Define thermal conductivity. Also,provide its $SI$ unit and dimensional formula.

(N/A) Thermal conductivity $(k)$ is defined as the rate of heat transfer through a unit thickness of a material per unit area per unit temperature difference.
It is given by the formula: $Q = \frac{kA(T_1 - T_2)t}{d}$,where $Q$ is the heat transferred,$A$ is the area,$d$ is the thickness,and $(T_1 - T_2)$ is the temperature difference.

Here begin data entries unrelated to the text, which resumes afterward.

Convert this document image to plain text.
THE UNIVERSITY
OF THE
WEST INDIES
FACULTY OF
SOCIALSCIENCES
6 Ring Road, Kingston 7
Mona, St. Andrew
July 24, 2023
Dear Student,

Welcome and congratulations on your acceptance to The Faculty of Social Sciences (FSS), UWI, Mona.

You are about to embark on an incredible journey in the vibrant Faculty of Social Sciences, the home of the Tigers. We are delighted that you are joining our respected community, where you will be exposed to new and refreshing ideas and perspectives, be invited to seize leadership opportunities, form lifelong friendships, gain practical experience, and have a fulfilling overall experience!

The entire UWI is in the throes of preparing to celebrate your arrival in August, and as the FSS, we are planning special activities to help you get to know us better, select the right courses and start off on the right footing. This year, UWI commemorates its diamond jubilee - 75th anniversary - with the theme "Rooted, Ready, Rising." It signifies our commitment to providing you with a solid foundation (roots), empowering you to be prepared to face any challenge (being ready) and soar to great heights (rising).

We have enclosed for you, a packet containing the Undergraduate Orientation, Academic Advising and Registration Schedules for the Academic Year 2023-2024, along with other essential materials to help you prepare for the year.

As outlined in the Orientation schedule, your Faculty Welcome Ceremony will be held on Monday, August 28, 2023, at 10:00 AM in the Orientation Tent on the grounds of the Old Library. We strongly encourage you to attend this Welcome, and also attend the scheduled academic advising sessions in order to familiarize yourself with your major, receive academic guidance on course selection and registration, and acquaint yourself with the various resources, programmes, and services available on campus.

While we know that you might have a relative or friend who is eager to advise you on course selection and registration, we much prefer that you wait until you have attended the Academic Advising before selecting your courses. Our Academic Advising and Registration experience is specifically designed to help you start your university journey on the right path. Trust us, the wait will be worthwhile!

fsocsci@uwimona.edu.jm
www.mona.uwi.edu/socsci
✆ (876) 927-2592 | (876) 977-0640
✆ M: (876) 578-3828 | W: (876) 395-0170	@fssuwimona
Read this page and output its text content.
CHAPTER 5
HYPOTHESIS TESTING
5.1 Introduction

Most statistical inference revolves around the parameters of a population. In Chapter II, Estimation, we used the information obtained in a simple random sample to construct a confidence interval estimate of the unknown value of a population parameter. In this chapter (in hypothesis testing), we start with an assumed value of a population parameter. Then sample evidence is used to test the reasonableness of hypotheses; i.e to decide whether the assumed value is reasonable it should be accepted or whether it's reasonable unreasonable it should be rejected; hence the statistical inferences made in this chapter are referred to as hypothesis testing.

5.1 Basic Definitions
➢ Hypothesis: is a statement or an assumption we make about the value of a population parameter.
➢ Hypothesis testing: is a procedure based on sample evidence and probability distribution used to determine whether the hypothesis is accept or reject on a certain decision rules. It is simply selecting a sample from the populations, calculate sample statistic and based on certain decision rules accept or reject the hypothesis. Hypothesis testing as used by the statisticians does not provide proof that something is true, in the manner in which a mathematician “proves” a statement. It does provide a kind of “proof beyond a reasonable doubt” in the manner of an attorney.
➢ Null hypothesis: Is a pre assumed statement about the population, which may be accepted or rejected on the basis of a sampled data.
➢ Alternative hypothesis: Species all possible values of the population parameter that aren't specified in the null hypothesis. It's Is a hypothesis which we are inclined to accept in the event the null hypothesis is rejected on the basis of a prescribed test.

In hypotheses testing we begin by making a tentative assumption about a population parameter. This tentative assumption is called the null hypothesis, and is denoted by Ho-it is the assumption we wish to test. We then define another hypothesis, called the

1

Rearranging for $k$: $k = \frac{Qd}{A(T_1 - T_2)t}$.
$SI$ Unit: The unit of heat is Joule $(J)$,area is $m^2$,thickness is $m$,temperature is Kelvin $(K)$,and time is second $(s)$. Thus,the unit is $\frac{J \cdot m}{m^2 \cdot K \cdot s} = W \cdot m^{-1} \cdot K^{-1}$.
Dimensional Formula: Since $Q$ is energy $([ML^2T^{-2}])$,$d$ is length $([L])$,$A$ is area $([L^2])$,$\Delta T$ is temperature $([K])$,and $t$ is time $([T])$:
$k = \frac{[ML^2T^{-2}][L]}{[L^2][K][T]} = [MLT^{-3}K^{-1}]$.